By this logic all elk and deer etc. on USFS lands are also unplugged?

The tail is wagging the dog…
 
There are “holes” in CFRs (Codified Federal Regulations). The CFRs are “distilled” from USC (United States Code) which is enacted by Congress. Sometimes the Federal Agency’s OGC (Office of General Counsel) broadens the scope of CFRs to protect that Agency’s Management decisions. If those Agency decisions are appealed; the appeal goes before that Agency’s appeal board. It is an intra-agency board made up by a panel of administrative law judges.

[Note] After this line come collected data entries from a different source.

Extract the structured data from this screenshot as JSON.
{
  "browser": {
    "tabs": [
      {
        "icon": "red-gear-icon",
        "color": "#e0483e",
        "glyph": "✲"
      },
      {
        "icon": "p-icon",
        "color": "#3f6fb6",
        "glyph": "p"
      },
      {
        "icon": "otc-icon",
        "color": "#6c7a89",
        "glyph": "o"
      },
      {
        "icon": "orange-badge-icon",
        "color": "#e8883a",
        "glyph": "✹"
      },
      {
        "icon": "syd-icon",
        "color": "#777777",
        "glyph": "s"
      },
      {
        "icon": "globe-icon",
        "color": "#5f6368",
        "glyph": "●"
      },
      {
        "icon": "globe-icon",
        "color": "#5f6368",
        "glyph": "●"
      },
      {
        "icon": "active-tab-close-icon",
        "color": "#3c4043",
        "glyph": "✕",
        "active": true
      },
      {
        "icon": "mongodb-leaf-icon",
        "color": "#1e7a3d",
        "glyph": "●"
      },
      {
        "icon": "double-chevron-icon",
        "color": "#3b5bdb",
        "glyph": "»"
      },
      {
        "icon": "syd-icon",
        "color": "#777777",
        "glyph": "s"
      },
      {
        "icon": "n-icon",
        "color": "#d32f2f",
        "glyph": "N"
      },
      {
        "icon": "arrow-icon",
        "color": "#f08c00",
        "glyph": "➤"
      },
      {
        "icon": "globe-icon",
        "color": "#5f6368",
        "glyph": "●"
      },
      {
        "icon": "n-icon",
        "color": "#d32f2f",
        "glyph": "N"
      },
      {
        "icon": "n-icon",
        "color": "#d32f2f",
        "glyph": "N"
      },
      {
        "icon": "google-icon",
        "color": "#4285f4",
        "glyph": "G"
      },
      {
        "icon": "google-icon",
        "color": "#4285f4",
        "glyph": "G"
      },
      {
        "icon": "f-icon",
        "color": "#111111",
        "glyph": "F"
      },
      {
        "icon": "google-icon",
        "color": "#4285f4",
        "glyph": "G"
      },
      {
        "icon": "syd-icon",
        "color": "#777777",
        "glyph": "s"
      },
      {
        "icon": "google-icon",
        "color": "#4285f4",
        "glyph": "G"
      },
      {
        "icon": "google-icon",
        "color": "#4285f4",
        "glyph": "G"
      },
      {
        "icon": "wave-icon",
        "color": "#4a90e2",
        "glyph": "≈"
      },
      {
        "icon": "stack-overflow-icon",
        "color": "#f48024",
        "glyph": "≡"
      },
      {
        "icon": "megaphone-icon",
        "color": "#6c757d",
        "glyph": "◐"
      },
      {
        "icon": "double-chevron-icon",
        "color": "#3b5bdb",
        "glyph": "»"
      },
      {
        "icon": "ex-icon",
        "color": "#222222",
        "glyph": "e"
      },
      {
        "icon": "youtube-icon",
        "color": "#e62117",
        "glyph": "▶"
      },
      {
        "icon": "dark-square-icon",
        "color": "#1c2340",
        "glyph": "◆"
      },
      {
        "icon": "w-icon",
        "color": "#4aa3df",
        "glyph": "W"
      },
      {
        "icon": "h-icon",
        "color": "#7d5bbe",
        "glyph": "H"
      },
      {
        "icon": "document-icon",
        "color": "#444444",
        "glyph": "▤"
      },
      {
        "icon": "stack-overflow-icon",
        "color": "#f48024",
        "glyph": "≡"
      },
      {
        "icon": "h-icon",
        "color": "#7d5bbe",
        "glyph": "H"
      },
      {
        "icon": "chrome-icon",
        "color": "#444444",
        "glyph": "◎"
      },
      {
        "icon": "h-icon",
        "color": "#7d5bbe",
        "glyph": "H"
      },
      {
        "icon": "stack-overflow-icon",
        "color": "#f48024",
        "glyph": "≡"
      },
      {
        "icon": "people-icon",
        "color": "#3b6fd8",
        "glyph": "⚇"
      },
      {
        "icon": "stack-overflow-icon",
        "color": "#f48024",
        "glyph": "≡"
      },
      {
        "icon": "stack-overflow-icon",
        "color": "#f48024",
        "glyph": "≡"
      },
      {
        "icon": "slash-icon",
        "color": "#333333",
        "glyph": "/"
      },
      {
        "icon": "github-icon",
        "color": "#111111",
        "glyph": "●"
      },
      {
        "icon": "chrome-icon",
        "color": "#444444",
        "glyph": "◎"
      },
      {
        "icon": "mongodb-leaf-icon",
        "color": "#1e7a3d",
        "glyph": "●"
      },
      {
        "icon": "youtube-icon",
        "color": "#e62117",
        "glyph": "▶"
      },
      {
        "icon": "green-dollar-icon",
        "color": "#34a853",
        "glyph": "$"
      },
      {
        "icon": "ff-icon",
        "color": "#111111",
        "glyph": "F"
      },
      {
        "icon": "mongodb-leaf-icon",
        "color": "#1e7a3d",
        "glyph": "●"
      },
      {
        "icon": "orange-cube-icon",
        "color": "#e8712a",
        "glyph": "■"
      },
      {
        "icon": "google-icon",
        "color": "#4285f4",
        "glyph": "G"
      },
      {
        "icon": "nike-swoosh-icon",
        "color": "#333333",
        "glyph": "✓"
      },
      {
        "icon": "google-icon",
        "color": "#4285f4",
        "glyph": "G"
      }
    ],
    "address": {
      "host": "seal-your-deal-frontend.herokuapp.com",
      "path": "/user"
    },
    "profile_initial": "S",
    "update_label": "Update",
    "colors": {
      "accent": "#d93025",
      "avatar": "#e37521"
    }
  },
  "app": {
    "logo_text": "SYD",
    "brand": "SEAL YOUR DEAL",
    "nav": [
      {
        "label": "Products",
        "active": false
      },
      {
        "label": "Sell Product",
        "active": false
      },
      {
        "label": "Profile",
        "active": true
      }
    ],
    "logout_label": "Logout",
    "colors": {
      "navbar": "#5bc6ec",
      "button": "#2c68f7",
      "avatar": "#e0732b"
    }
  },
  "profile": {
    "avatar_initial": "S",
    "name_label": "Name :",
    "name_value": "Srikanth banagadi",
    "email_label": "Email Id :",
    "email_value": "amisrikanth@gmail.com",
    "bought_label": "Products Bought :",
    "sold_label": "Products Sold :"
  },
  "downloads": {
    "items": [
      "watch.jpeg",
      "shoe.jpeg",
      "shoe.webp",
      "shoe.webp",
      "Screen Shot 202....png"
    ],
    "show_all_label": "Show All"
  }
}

For BLM the appeals board is: Interior Board of Land Appeals (IBLA) which has the authority to hear grazing appeals. The ILBA decisions are final but can be reviewed by a U.S. District Court. The ILBA argues the law (USC) not the CFR. In this grazing case, precedence isn’t applied to federal law, rather precedence only applies to future BLM grazing decisions. The issue at hand is APs free ranging bison that are not raised for profit - consumption etc. Those bison are not “plugged” into the national economy in any way. If there were prior decisions made to graze bison on public lands, and I’m not doubting that there were, those decisions were made based on bison that were being raised for consumption and/or profit.

My “beef” is public lands are being used to subsidize politically motivated special interest groups and not by businesses that contribute to the national economy. Hunting only exists because of the North American Wildlife Conservation Model. American Prairie is not part of that model.

How is cattle grazing on public lands for profit part of North American conservation model?